Carburetor position is important. NT carbs are especially sensitive to mounting at steep angles.
The bicycle motor should be fitted in the bike frame so that the carb is no more than 10 degrees from level. When the carburetor is positioned at steeper angles, the fuel float will not be functioning correctly. Refer to our setup guide for NT carburetors.
The carb float regulates the amount of fuel in the bowl. As the float rises, it closes a valve which stops too much gas entering the carb. If the carb is mounted at a steep angle, the gas level has to be higher to close the fuel valve. Eventually, the fuel will reach the inlet manifold level before the valve closes. At this point, gas does not shut off and runs into the engine.
If your motorized bicycle is parked with the fuel stop open you may see black oily substance dripping from the muffler.
The black liquid drips are caused by gas pouring from the carburetor and running into the barrel until it reaches the exhaust port. As it passes through the engine and muffler, the gas collects soot which turns the fuel black.
Depending on the position of the piston, fuel may be blocked from entering the engine. If the piston is high in the barrel, fuel will fill the crankcase flooding the engine making it hard to start.
There are a number of upgrade options for motorized bicycle engines. The most popular upgrade is the Rongtong carb.
The Rongtong is more complex than the NT carb and has a number of advantages. From our troubleshooting point of view, the Rongtong carb has fewer adjustable parts and a different float setup. The Rongtong carb is, therefore,
- less prone to flooding the engine,
- it can tolerate a greater fitting incline, and
- it is unlikely to require tuning adjustments.

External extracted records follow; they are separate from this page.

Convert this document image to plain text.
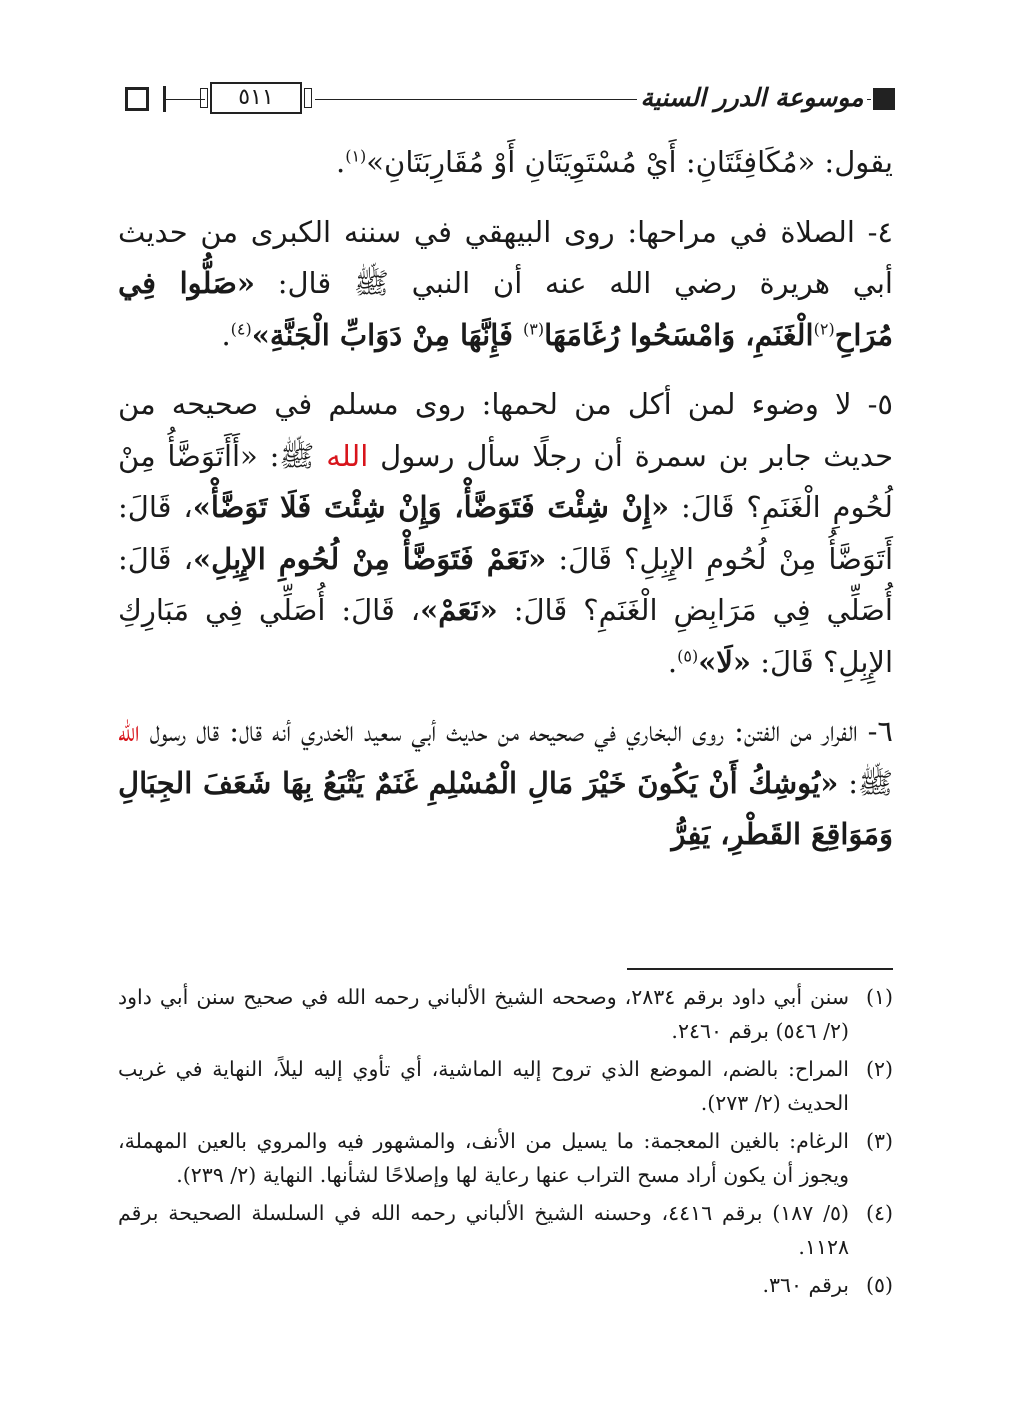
٥١١	موسوعة الدرر السنية

يقول: «مُكَافِئَتَانِ: أَيْ مُسْتَوِيَتَانِ أَوْ مُقَارِبَتَانِ»$^{(١)}$.

٤- الصلاة في مراحها: روى البيهقي في سننه الكبرى من حديث أبي هريرة رضي الله عنه أن النبي ﷺ قال: «صَلُّوا فِي مُرَاحِ$^{(٢)}$الْغَنَمِ، وَامْسَحُوا رُغَامَهَا$^{(٣)}$ فَإِنَّهَا مِنْ دَوَابِّ الْجَنَّةِ»$^{(٤)}$.

٥- لا وضوء لمن أكل من لحمها: روى مسلم في صحيحه من حديث جابر بن سمرة أن رجلًا سأل رسول الله ﷺ: «أَأَتَوَضَّأُ مِنْ لُحُومِ الْغَنَمِ؟ قَالَ: «إِنْ شِئْتَ فَتَوَضَّأْ، وَإِنْ شِئْتَ فَلَا تَوَضَّأْ»، قَالَ: أَتَوَضَّأُ مِنْ لُحُومِ الإِبِلِ؟ قَالَ: «نَعَمْ فَتَوَضَّأْ مِنْ لُحُومِ الإِبِلِ»، قَالَ: أُصَلِّي فِي مَرَابِضِ الْغَنَمِ؟ قَالَ: «نَعَمْ»، قَالَ: أُصَلِّي فِي مَبَارِكِ الإِبِلِ؟ قَالَ: «لَا»$^{(٥)}$.

٦- الفرار من الفتن: روى البخاري في صحيحه من حديث أبي سعيد الخدري أنه قال: قال رسول الله ﷺ: «يُوشِكُ أَنْ يَكُونَ خَيْرَ مَالِ الْمُسْلِمِ غَنَمٌ يَتْبَعُ بِهَا شَعَفَ الجِبَالِ وَمَوَاقِعَ القَطْرِ، يَفِرُّ

(١)
سنن أبي داود برقم ٢٨٣٤، وصححه الشيخ الألباني رحمه الله في صحيح سنن أبي داود (٢/ ٥٤٦) برقم ٢٤٦٠.
(٢)
المراح: بالضم، الموضع الذي تروح إليه الماشية، أي تأوي إليه ليلاً، النهاية في غريب الحديث (٢/ ٢٧٣).
(٣)
الرغام: بالغين المعجمة: ما يسيل من الأنف، والمشهور فيه والمروي بالعين المهملة، ويجوز أن يكون أراد مسح التراب عنها رعاية لها وإصلاحًا لشأنها. النهاية (٢/ ٢٣٩).
(٤)
(٥/ ١٨٧) برقم ٤٤١٦، وحسنه الشيخ الألباني رحمه الله في السلسلة الصحيحة برقم ١١٢٨.
(٥)
برقم ٣٦٠.
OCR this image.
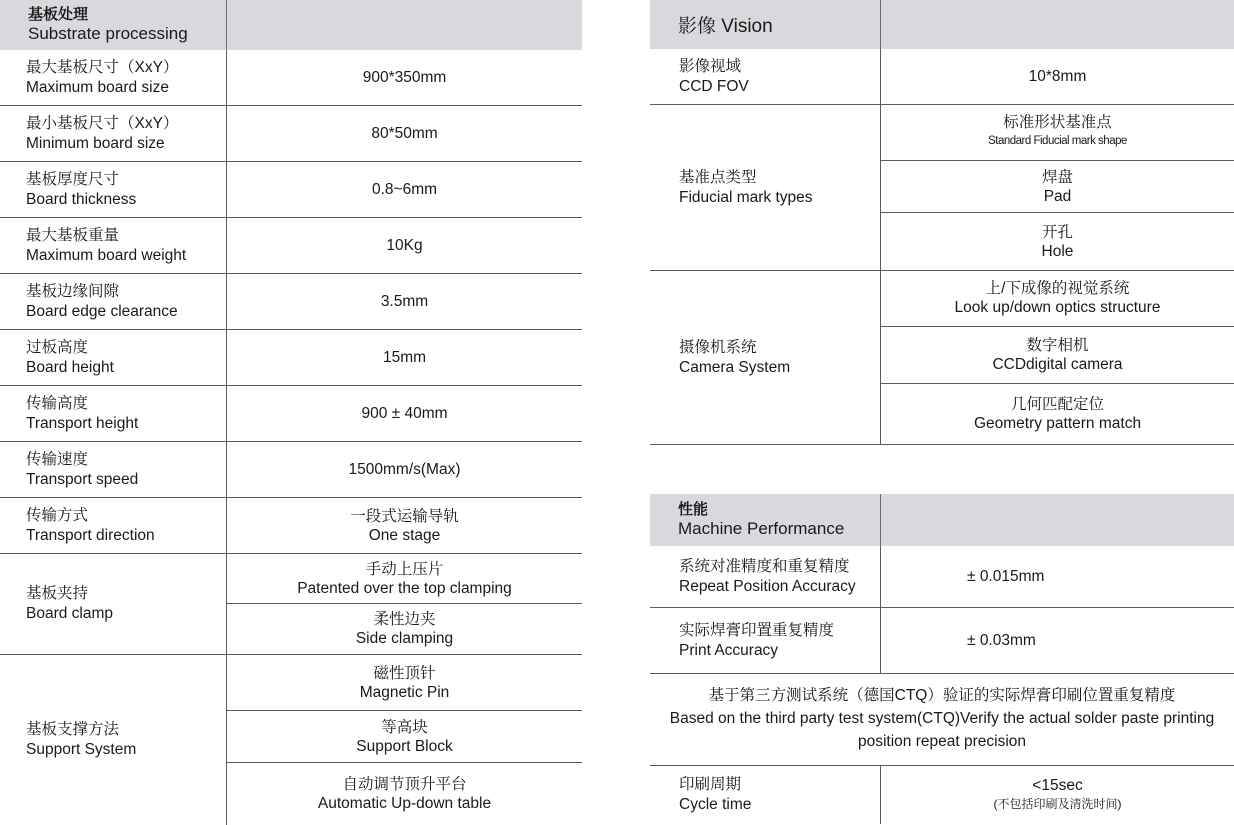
基板处理
Substrate processing
最大基板尺寸（XxY）
Maximum board size
900*350mm
最小基板尺寸（XxY）
Minimum board size
80*50mm
基板厚度尺寸
Board thickness
0.8~6mm
最大基板重量
Maximum board weight
10Kg
基板边缘间隙
Board edge clearance
3.5mm
过板高度
Board height
15mm
传输高度
Transport height
900 ± 40mm
传输速度
Transport speed
1500mm/s(Max)
传输方式
Transport direction
一段式运输导轨
One stage
基板夹持
Board clamp
手动上压片
Patented over the top clamping
柔性边夹
Side clamping
基板支撑方法
Support System
磁性顶针
Magnetic Pin
等高块
Support Block
自动调节顶升平台
Automatic Up-down table
影像 Vision
影像视域
CCD FOV
10*8mm
基准点类型
Fiducial mark types
标准形状基准点
Standard Fiducial mark shape
焊盘
Pad
开孔
Hole
摄像机系统
Camera System
上/下成像的视觉系统
Look up/down optics structure
数字相机
CCDdigital camera
几何匹配定位
Geometry pattern match
性能
Machine Performance
系统对准精度和重复精度
Repeat Position Accuracy
± 0.015mm
实际焊膏印置重复精度
Print Accuracy
± 0.03mm
基于第三方测试系统（德国CTQ）验证的实际焊膏印刷位置重复精度
Based on the third party test system(CTQ)Verify the actual solder paste printing position repeat precision
印刷周期
Cycle time
<15sec
(不包括印刷及清洗时间)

If you have verified that the carburetor is working correctly then the following tests are the next stage in troubleshooting starting faults on your motorized bicycle:
If you have verified that spark and fuel are working properly, then the problem has to be compression.
3.1 Rule of thumb compression test
CNC cylinder head
CNC cylinder heads look macho and provide fantastic cooling for bicycle engines. Remove the spark plug and hold your thumb over the hole while pushing the motorized bicycle.
Compression issues are very unusual and there is a simple test to try before you get too involved in pulling the engine apart.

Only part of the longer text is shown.